Depending on who is keeping count, the Obama administration has either gotten the necessary number of commitments from Democratic Senators to overcome efforts to derail the proposed nuclear arms agreement with the Iran regime, or is on the verge of securing it, which raises the next inevitable question facing supporters of the deal: What’s next?
The regime’s expansive lobby and collection of supporters and apologists have shouted to the rooftops that this deal will auger in a new era of cooperation and moderation from the regime throughout the Middle East. It has been well-documented here already just how silly those statements have been, but the important issue for those politicians supporting the deal is the potential embarrassment they will pay should the mullahs end up not being moderate.
Stephen A. Seche, former U.S. ambassador to Yemen and executive vice president of the Arab Gulf States Institute in Washington, D.C., writing in the Boston Globe examined the ramifications post-deal approval.
“The irony is that while Administration officials trumpet the nuclear deal as a triumph of soft power (diplomacy and reasoned negotiation) over hard power (military attacks on Iran’s nuclear facilities), Washington’s efforts to assure anxious Arab allies in the wake of the deal seem remarkably focused on reinforcing their capacity to engage Iran militarily,” he said.
“Listen to Secretary of State John Kerry’s remarks following his Aug. 3 meetings with Gulf foreign ministers in Qatar. He sounded more like a senior Pentagon official than America’s chief diplomat: ‘We agreed to expedite certain arms sales . . . to engage in very specific training to upgrade military capacity in the region . . . to talk about how to integrate the region’s ballistic missile defense,’” Seche added.
The fact that the first thing the Obama administration did was go to Sunni Arab Gulf states and Saudi Arabia and promise extensive new shipments of weapons to offset the anticipated expansion of Iran’s military says much for what the future will hold.
Most interestingly, moments after the administration secured enough votes to approve the deal, a letter from Secretary of State John Kerry popped into congressional inboxes where he admitted “that, despite the deal, Iran will continue to back terrorist groups across the globe” and promises to boost military support and funding to Israel and Gulf states such as Saudi Arabia, according to a copy of the letter obtained by the Washington Free Beacon.
“Important questions have been raised concerning the need to increase security assistance to our allies and partners in the region and to enhance our efforts to counter Iran’s destabilizing activities in the region,” Kerry writes. “We share the concern expressed by many in Congress regarding Iran’s continued support for terrorist and proxy groups throughout the region, its propping up of the Assad regime in Syria, its efforts to undermine the stability of its regional neighbors, and the threat it poses to Israel.”
One might think the administration is being magnanimous in victory, but in fact it now has to deal with the consequences of its action, namely prepare for the Iran regime to exert its perceived new freedoms to act aggressively against its neighbors without consequences. Since the agreement was narrowly defined to deal only with the nuclear issue with no linkages to reforms or changes in Iran’s policies or practices, the Obama administration has virtually no leverage left to deal with the extremist mullahs.

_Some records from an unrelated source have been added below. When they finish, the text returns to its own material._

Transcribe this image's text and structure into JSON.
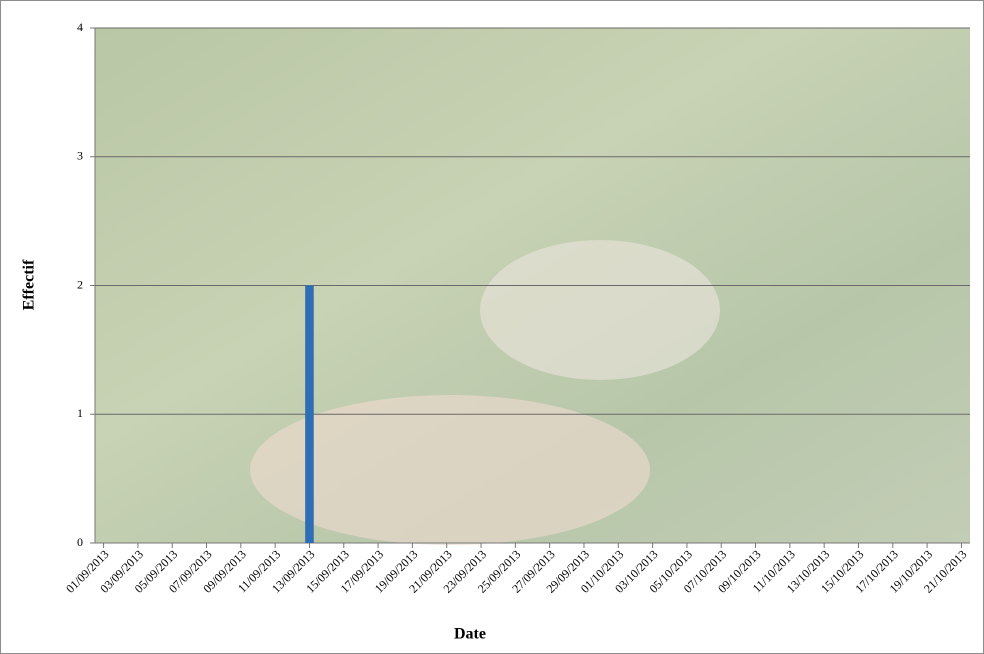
{
  "chart_data": {
    "type": "bar",
    "x_label": "Date",
    "y_label": "Effectif",
    "categories": [
      "01/09/2013",
      null,
      "03/09/2013",
      null,
      "05/09/2013",
      null,
      "07/09/2013",
      null,
      "09/09/2013",
      null,
      "11/09/2013",
      null,
      "13/09/2013",
      null,
      "15/09/2013",
      null,
      "17/09/2013",
      null,
      "19/09/2013",
      null,
      "21/09/2013",
      null,
      "23/09/2013",
      null,
      "25/09/2013",
      null,
      "27/09/2013",
      null,
      "29/09/2013",
      null,
      "01/10/2013",
      null,
      "03/10/2013",
      null,
      "05/10/2013",
      null,
      "07/10/2013",
      null,
      "09/10/2013",
      null,
      "11/10/2013",
      null,
      "13/10/2013",
      null,
      "15/10/2013",
      null,
      "17/10/2013",
      null,
      "19/10/2013",
      null,
      "21/10/2013"
    ],
    "values": [
      0,
      0,
      0,
      0,
      0,
      0,
      0,
      0,
      0,
      0,
      0,
      0,
      2,
      0,
      0,
      0,
      0,
      0,
      0,
      0,
      0,
      0,
      0,
      0,
      0,
      0,
      0,
      0,
      0,
      0,
      0,
      0,
      0,
      0,
      0,
      0,
      0,
      0,
      0,
      0,
      0,
      0,
      0,
      0,
      0,
      0,
      0,
      0,
      0,
      0,
      0
    ],
    "color": "#2f6db5",
    "ylim": [
      0,
      4
    ],
    "yticks": [
      0,
      1,
      2,
      3,
      4
    ],
    "grid": true
  }
}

The Iran regime really has no intention of altering its behavior in light of the agreement as verified yet again by another violent display in Tehran, this time by members of the regime’s Bassij militia who burned American, British and Israeli flags outside of the former U.S. embassy.
According to Agence France-Presse accounts “some 30 people took part in trampling and burning the flags at a ceremony to unveil a plaque on the embassy’s fence of 100 derogative expressions to describe the United States. The phrases, all used by the Islamic republic’s late founder Ayatollah Ruhollah Khomeini, included: ‘Great Satan’, ‘criminals’, ‘corrupt’, ‘arrogant’ and ‘anti-Koran’.”
It’s good to know the regime is bulking up on derogatory phrases for the U.S., but we should not expect anything less from a regime which has made it abundantly clear its distaste of the U.S. and contempt for any moderation or accommodation with its traditional enemy. In the mullahs eyes, the deal is not so much a new measure of cooperation, as much a fleecing of a stupid America.
As regime lobbyists such as Trita Parsi of the National Iranian American Council take a victory lap, it’s worth remembering how the burden now moves squarely onto the shoulders of representatives to the extent that every violent act, horrific violation of human rights or act of terror will be connected directly to their vote.
That is a particular long time to have a hangover.